Multifamily sales remain strong in Connecticut

June 18, 2008 - Connecticut

Steve Witten

Healthy job growth in Connecticut's major metropolitan areas, tighter mortgage underwriting standards and rising single family home foreclosure activity are expected to generate solid tenant demand for Connecticut multifamily units in 2008. In addition, limited deliveries of new product should keep overall vacancy rates across the state relatively stable through year end 2008.
Despite widely published reports of a slowdown in the commercial real estate sector, sales velocity and investor interest in Connecticut apartment assets remains strong, judging by recent sales data. Year-to-date, through the end of May of 2008, Marcus & Millichap has tracked the sale of 1,040 apartment units in Connecticut, totaling nearly $260 million. Compare that to the same period from 2007, during which time considerably more units traded (2,756) but for a lesser total sales volume of $247.2 million.

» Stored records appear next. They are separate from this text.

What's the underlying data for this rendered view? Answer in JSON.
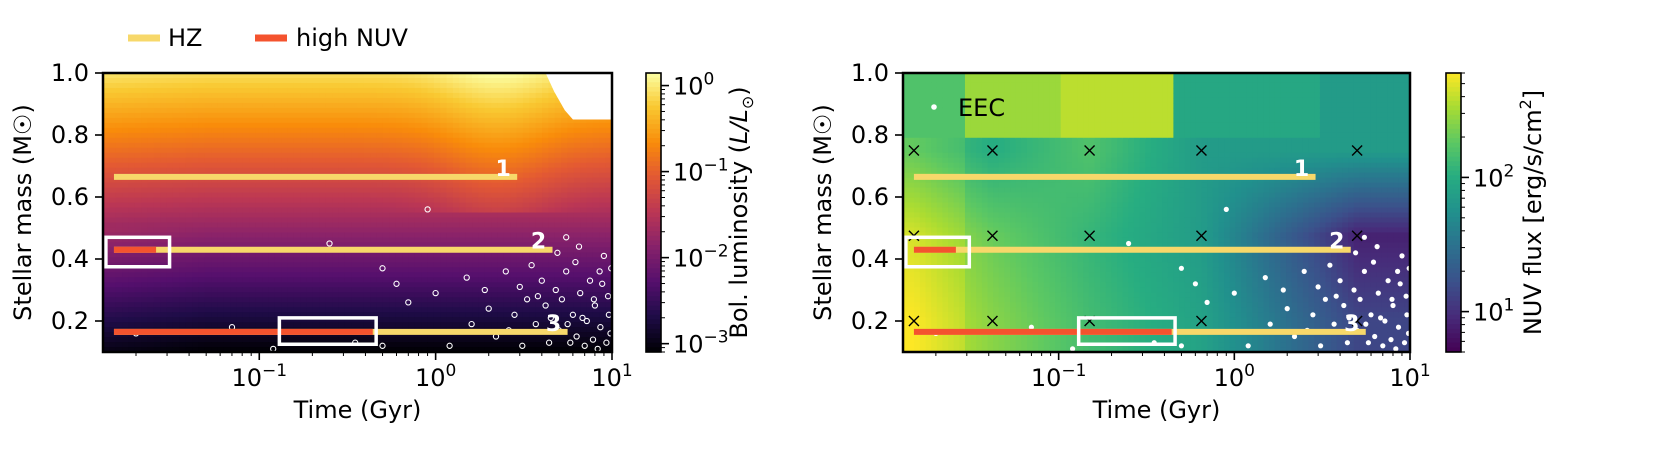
{
  "legend": {
    "hz_label": "HZ",
    "nuv_label": "high NUV",
    "hz_color": "#f7d86a",
    "nuv_color": "#f4532e"
  },
  "chart_data": [
    {
      "type": "heatmap",
      "title": "",
      "xlabel": "Time (Gyr)",
      "ylabel": "Stellar mass (M☉)",
      "xscale": "log",
      "xlim": [
        0.013,
        10
      ],
      "ylim": [
        0.1,
        1.0
      ],
      "x_ticks": [
        {
          "value": 0.1,
          "base": "10",
          "exp": "−1"
        },
        {
          "value": 1,
          "base": "10",
          "exp": "0"
        },
        {
          "value": 10,
          "base": "10",
          "exp": "1"
        }
      ],
      "y_ticks": [
        {
          "value": 0.2,
          "label": "0.2"
        },
        {
          "value": 0.4,
          "label": "0.4"
        },
        {
          "value": 0.6,
          "label": "0.6"
        },
        {
          "value": 0.8,
          "label": "0.8"
        },
        {
          "value": 1.0,
          "label": "1.0"
        }
      ],
      "colorbar": {
        "label_prefix": "Bol. luminosity (",
        "label_math": "L/L",
        "label_suffix": ")",
        "scale": "log",
        "range": [
          0.0008,
          1.4
        ],
        "ticks": [
          {
            "value": 0.001,
            "base": "10",
            "exp": "−3"
          },
          {
            "value": 0.01,
            "base": "10",
            "exp": "−2"
          },
          {
            "value": 0.1,
            "base": "10",
            "exp": "−1"
          },
          {
            "value": 1,
            "base": "10",
            "exp": "0"
          }
        ],
        "colormap": "inferno"
      },
      "tracks": [
        {
          "id": "1",
          "mass": 0.665,
          "hz_range": [
            0.015,
            2.9
          ],
          "nuv_range": null
        },
        {
          "id": "2",
          "mass": 0.43,
          "hz_range": [
            0.015,
            4.6
          ],
          "nuv_range": [
            0.015,
            0.026
          ]
        },
        {
          "id": "3",
          "mass": 0.165,
          "hz_range": [
            0.015,
            5.6
          ],
          "nuv_range": [
            0.015,
            0.44
          ]
        }
      ],
      "boxes": [
        {
          "t_range": [
            0.0135,
            0.031
          ],
          "m_range": [
            0.375,
            0.47
          ]
        },
        {
          "t_range": [
            0.13,
            0.46
          ],
          "m_range": [
            0.125,
            0.21
          ]
        }
      ],
      "point_style": "hollow",
      "points": [
        [
          0.02,
          0.16
        ],
        [
          0.07,
          0.18
        ],
        [
          0.9,
          0.56
        ],
        [
          0.25,
          0.45
        ],
        [
          0.5,
          0.37
        ],
        [
          0.6,
          0.32
        ],
        [
          0.7,
          0.26
        ],
        [
          1.0,
          0.29
        ],
        [
          1.5,
          0.34
        ],
        [
          1.9,
          0.3
        ],
        [
          2.0,
          0.24
        ],
        [
          2.5,
          0.36
        ],
        [
          2.8,
          0.22
        ],
        [
          3.0,
          0.31
        ],
        [
          3.3,
          0.27
        ],
        [
          3.5,
          0.38
        ],
        [
          3.7,
          0.19
        ],
        [
          4.0,
          0.33
        ],
        [
          4.2,
          0.25
        ],
        [
          4.5,
          0.21
        ],
        [
          4.8,
          0.3
        ],
        [
          5.0,
          0.17
        ],
        [
          5.2,
          0.27
        ],
        [
          5.5,
          0.36
        ],
        [
          5.8,
          0.13
        ],
        [
          6.0,
          0.22
        ],
        [
          6.3,
          0.15
        ],
        [
          6.6,
          0.29
        ],
        [
          7.0,
          0.12
        ],
        [
          7.2,
          0.2
        ],
        [
          7.5,
          0.33
        ],
        [
          7.8,
          0.14
        ],
        [
          8.0,
          0.25
        ],
        [
          8.3,
          0.11
        ],
        [
          8.6,
          0.18
        ],
        [
          9.0,
          0.41
        ],
        [
          9.3,
          0.13
        ],
        [
          9.6,
          0.22
        ],
        [
          8.8,
          0.32
        ],
        [
          9.5,
          0.28
        ],
        [
          1.2,
          0.12
        ],
        [
          2.2,
          0.15
        ],
        [
          3.1,
          0.12
        ],
        [
          4.4,
          0.13
        ],
        [
          5.6,
          0.19
        ],
        [
          6.8,
          0.21
        ],
        [
          7.9,
          0.27
        ],
        [
          9.8,
          0.16
        ],
        [
          9.9,
          0.37
        ],
        [
          4.9,
          0.42
        ],
        [
          5.5,
          0.47
        ],
        [
          6.5,
          0.44
        ],
        [
          0.12,
          0.11
        ],
        [
          0.35,
          0.13
        ],
        [
          0.5,
          0.12
        ],
        [
          1.6,
          0.19
        ],
        [
          2.6,
          0.17
        ],
        [
          3.8,
          0.28
        ],
        [
          6.2,
          0.39
        ],
        [
          8.5,
          0.36
        ]
      ],
      "max_age_edge": [
        [
          4.2,
          1.0
        ],
        [
          4.7,
          0.94
        ],
        [
          5.4,
          0.88
        ],
        [
          6.0,
          0.85
        ]
      ]
    },
    {
      "type": "heatmap",
      "title": "",
      "xlabel": "Time (Gyr)",
      "ylabel": "Stellar mass (M☉)",
      "xscale": "log",
      "xlim": [
        0.013,
        10
      ],
      "ylim": [
        0.1,
        1.0
      ],
      "x_ticks": [
        {
          "value": 0.1,
          "base": "10",
          "exp": "−1"
        },
        {
          "value": 1,
          "base": "10",
          "exp": "0"
        },
        {
          "value": 10,
          "base": "10",
          "exp": "1"
        }
      ],
      "y_ticks": [
        {
          "value": 0.2,
          "label": "0.2"
        },
        {
          "value": 0.4,
          "label": "0.4"
        },
        {
          "value": 0.6,
          "label": "0.6"
        },
        {
          "value": 0.8,
          "label": "0.8"
        },
        {
          "value": 1.0,
          "label": "1.0"
        }
      ],
      "colorbar": {
        "label": "NUV flux [erg/s/cm",
        "label_sup": "2",
        "label_end": "]",
        "scale": "log",
        "range": [
          5,
          600
        ],
        "ticks": [
          {
            "value": 10,
            "base": "10",
            "exp": "1"
          },
          {
            "value": 100,
            "base": "10",
            "exp": "2"
          }
        ],
        "colormap": "viridis"
      },
      "grid_times": [
        0.015,
        0.042,
        0.15,
        0.65,
        5.0
      ],
      "grid_masses": [
        0.75,
        0.475,
        0.2
      ],
      "grid_flux": [
        [
          160,
          100,
          160,
          70,
          70
        ],
        [
          380,
          200,
          120,
          70,
          8
        ],
        [
          500,
          260,
          140,
          80,
          14
        ]
      ],
      "upper_flux": [
        160,
        300,
        380,
        90,
        70
      ],
      "points_label": "EEC",
      "point_style": "filled",
      "tracks": [
        {
          "id": "1",
          "mass": 0.665,
          "hz_range": [
            0.015,
            2.9
          ],
          "nuv_range": null
        },
        {
          "id": "2",
          "mass": 0.43,
          "hz_range": [
            0.015,
            4.6
          ],
          "nuv_range": [
            0.015,
            0.026
          ]
        },
        {
          "id": "3",
          "mass": 0.165,
          "hz_range": [
            0.015,
            5.6
          ],
          "nuv_range": [
            0.015,
            0.44
          ]
        }
      ],
      "boxes": [
        {
          "t_range": [
            0.0135,
            0.031
          ],
          "m_range": [
            0.375,
            0.47
          ]
        },
        {
          "t_range": [
            0.13,
            0.46
          ],
          "m_range": [
            0.125,
            0.21
          ]
        }
      ],
      "points": [
        [
          0.02,
          0.16
        ],
        [
          0.07,
          0.18
        ],
        [
          0.9,
          0.56
        ],
        [
          0.25,
          0.45
        ],
        [
          0.5,
          0.37
        ],
        [
          0.6,
          0.32
        ],
        [
          0.7,
          0.26
        ],
        [
          1.0,
          0.29
        ],
        [
          1.5,
          0.34
        ],
        [
          1.9,
          0.3
        ],
        [
          2.0,
          0.24
        ],
        [
          2.5,
          0.36
        ],
        [
          2.8,
          0.22
        ],
        [
          3.0,
          0.31
        ],
        [
          3.3,
          0.27
        ],
        [
          3.5,
          0.38
        ],
        [
          3.7,
          0.19
        ],
        [
          4.0,
          0.33
        ],
        [
          4.2,
          0.25
        ],
        [
          4.5,
          0.21
        ],
        [
          4.8,
          0.3
        ],
        [
          5.0,
          0.17
        ],
        [
          5.2,
          0.27
        ],
        [
          5.5,
          0.36
        ],
        [
          5.8,
          0.13
        ],
        [
          6.0,
          0.22
        ],
        [
          6.3,
          0.15
        ],
        [
          6.6,
          0.29
        ],
        [
          7.0,
          0.12
        ],
        [
          7.2,
          0.2
        ],
        [
          7.5,
          0.33
        ],
        [
          7.8,
          0.14
        ],
        [
          8.0,
          0.25
        ],
        [
          8.3,
          0.11
        ],
        [
          8.6,
          0.18
        ],
        [
          9.0,
          0.41
        ],
        [
          9.3,
          0.13
        ],
        [
          9.6,
          0.22
        ],
        [
          8.8,
          0.32
        ],
        [
          9.5,
          0.28
        ],
        [
          1.2,
          0.12
        ],
        [
          2.2,
          0.15
        ],
        [
          3.1,
          0.12
        ],
        [
          4.4,
          0.13
        ],
        [
          5.6,
          0.19
        ],
        [
          6.8,
          0.21
        ],
        [
          7.9,
          0.27
        ],
        [
          9.8,
          0.16
        ],
        [
          9.9,
          0.37
        ],
        [
          4.9,
          0.42
        ],
        [
          5.5,
          0.47
        ],
        [
          6.5,
          0.44
        ],
        [
          0.12,
          0.11
        ],
        [
          0.35,
          0.13
        ],
        [
          0.5,
          0.12
        ],
        [
          1.6,
          0.19
        ],
        [
          2.6,
          0.17
        ],
        [
          3.8,
          0.28
        ],
        [
          6.2,
          0.39
        ],
        [
          8.5,
          0.36
        ]
      ]
    }
  ]
}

In terms of total sales volume year-to-date, the highest level of activity occurred in Fairfield County, where $213.8 million in apartment sales closed during the first three months of 2008, compared to only $12.9 million during the same period in 2007. At an average per-unit value of just under $800,000 per residential unit, the data for two recorded sales in Greenwich somewhat skews statewide statistics and without that transaction, we have actually closed just under $64 million for an average per unit value of $50,000.
Transaction velocity in Connecticut is expected to remain healthy in the final two quarters of 2008 with well over 3,000 units under contract expected to close by year end. Class A properties in and around the city of New Haven and portions of Fairfield County, where single family housing prices remain well above the national average, are expected to trade at cap rates in the mid-6% to low-7% range, up slightly from 2007. Meanwhile, Class B/C properties in centrally located communities, such as Waterbury, Hartford, Middletown and Meriden, will continue to attract buyers seeking to add value either by raising occupancy levels or by lifting rents to current market rates or higher.
Through the last half of 2008 and into 2009, both private and institutional investors will actively seek out apartment acquisition opportunities throughout Connecticut. Opportunistic investors would be wise to acquire assets in second and third-tier markets, where cap rates remain relatively high and value-added opportunities abound.
Steve Witten is a vice president investments in the New Haven office of Marcus & Millichap Real Estate Investment Services and a senior director of the firm's National Multi Housing Group.